It’s the way it is as that is how it worked when I inherited the codebase.
For activators (the DB is much simpler for chasers) we have the concept of an activation. So we place every QSO into a big table of activator QSOs and the we have a table of activations which identify which QSOs belong to an activation and which activations belong to a user. Given that an activation is a fundamental concept, we take a few liberties with best DB practice and we store the same data in a few places. This is heavily frowned up because now you have to go to great lengths to ensure you keep all that data in sync, especially if someone edits something.
But it does have some big advatanges which is why it was done. The entries in the activations keep a tally of how many points and bonus points were achieved. When an activtion is enetered, all the points conditions are checked and if valid, the points are allocated and stored in the activation table. When we need to display activation info such as your own history or the honour roll, the code selects the activations where the user association matches and sums the points from the activation table. The alternative would be to find all the QSOs for each activation for each user, check all the valid conditions for points and then sum and display. The resulting query would be massive and noticeably slower. For chasers it’s easier because the rules for points are simple and can be done on the fly.
So this is why we have data that says I did Broughton Heights SS-128 on 26-nov-2017 and got 2pts. What it doesn’t have is the band or mode. To find those out we do some more digging but for the reasons above, it simply checks if the activations for this user contain 1 or more QSOs that match the filter. So when you select CW, it checks every activation you have and then checks if any QSOs for that activation had CW as the mode. If so, it displays the summit and the points already calculated. In my case of SS-128 yesterday, if I select 17m as a filter, it will show that activation and 2pts because I had 1 QSO on 17m. It doesn’t show the summits qualified on 17m.
You can get this data however. Given that it’s considered costly to do it for everyone, the cost for one user is acceptable.

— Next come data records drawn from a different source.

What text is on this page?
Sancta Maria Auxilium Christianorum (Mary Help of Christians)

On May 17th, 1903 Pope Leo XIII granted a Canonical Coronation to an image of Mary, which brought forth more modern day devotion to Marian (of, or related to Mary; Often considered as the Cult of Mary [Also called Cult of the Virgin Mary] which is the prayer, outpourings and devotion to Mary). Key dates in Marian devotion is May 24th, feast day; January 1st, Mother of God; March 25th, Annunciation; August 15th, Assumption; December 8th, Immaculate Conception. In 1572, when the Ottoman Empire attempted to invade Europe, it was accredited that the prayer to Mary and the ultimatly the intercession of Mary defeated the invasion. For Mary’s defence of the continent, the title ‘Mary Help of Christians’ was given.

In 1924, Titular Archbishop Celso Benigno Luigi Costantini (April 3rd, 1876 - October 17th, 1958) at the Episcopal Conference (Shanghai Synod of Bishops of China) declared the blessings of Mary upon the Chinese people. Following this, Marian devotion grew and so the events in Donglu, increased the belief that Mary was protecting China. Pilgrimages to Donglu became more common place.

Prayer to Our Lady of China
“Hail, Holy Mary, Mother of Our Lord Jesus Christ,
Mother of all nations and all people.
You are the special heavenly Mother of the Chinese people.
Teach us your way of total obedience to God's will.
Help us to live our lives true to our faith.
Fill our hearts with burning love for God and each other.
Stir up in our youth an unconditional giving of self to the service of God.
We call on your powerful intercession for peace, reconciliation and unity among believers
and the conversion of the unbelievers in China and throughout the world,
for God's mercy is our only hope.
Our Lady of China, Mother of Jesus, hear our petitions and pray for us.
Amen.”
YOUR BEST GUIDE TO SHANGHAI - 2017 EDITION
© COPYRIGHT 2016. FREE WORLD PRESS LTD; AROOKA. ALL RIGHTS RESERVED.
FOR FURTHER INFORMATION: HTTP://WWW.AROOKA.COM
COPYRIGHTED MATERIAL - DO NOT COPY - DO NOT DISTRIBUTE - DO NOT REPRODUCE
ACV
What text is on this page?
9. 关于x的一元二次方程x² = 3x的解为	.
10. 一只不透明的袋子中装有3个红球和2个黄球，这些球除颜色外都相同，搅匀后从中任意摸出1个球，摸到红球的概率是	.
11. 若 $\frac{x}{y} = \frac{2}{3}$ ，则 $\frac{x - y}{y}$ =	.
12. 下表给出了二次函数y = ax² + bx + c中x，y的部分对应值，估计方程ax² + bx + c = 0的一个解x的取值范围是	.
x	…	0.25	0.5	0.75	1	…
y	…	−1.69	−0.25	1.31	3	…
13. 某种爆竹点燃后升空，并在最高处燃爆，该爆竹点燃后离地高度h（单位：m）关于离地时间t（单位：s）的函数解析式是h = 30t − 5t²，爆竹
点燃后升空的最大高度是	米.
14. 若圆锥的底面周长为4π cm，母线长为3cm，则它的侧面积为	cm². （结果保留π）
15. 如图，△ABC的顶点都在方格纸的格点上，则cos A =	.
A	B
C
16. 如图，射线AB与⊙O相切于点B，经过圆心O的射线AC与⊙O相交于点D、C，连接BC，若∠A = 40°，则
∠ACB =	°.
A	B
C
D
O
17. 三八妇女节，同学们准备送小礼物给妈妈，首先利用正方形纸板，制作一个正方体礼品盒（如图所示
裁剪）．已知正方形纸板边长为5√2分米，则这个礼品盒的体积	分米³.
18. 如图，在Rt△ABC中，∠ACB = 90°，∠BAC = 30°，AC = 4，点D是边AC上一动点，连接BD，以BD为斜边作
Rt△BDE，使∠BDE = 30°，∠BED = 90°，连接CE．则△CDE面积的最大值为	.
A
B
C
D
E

We run the DB on a shared system and we are by far the heaviest user. I don’t want to produce queries that massively impact other users on the host as that would give the hosts a reason to charge us more or ask us to reduce the load or maybe find another host. But for a single user it’s OK.
Login and select “View Results”>“My Results”>“My Activator Log”. This defaults to the last 12 months of your activations. Click the “show analysis” check box and click Show. This shows a breakdown of modes and bands for your activations. The modes and bands shown are the popular ones, needed because I wanted to fit the display on smaller screens (not everyone has huge monitors etc.) You will see a column 23c for 23cms QSOs. In that there will be either nothing, a number 1…3 or Y. Nothing means no 23cms QSOs this activation. 1…3 is the number of QSOs and Y means “qualified on this band”.
There’s pressure to add 222MHz / 1.25m from some US users and I’d like 13cms in there as I’m am QRV on that band now. The problem is screen space. I feel that the fix is likely to be an HF/50MHz table and a VHF/UHF/SHF view.
Hopefully this should help with your confusion. But if there’s anything else just ask. As I said at the start, a lot of the functionality is how it was designed. Considering the design has hardly changed in 13years and we have grown from something that was run on an laptop in someone’s home and could be backed up onto a single floppy to a system supporting thousands of users and millions of QSOs, the original designer, Gary G0HJQ, did a rather brilliant job.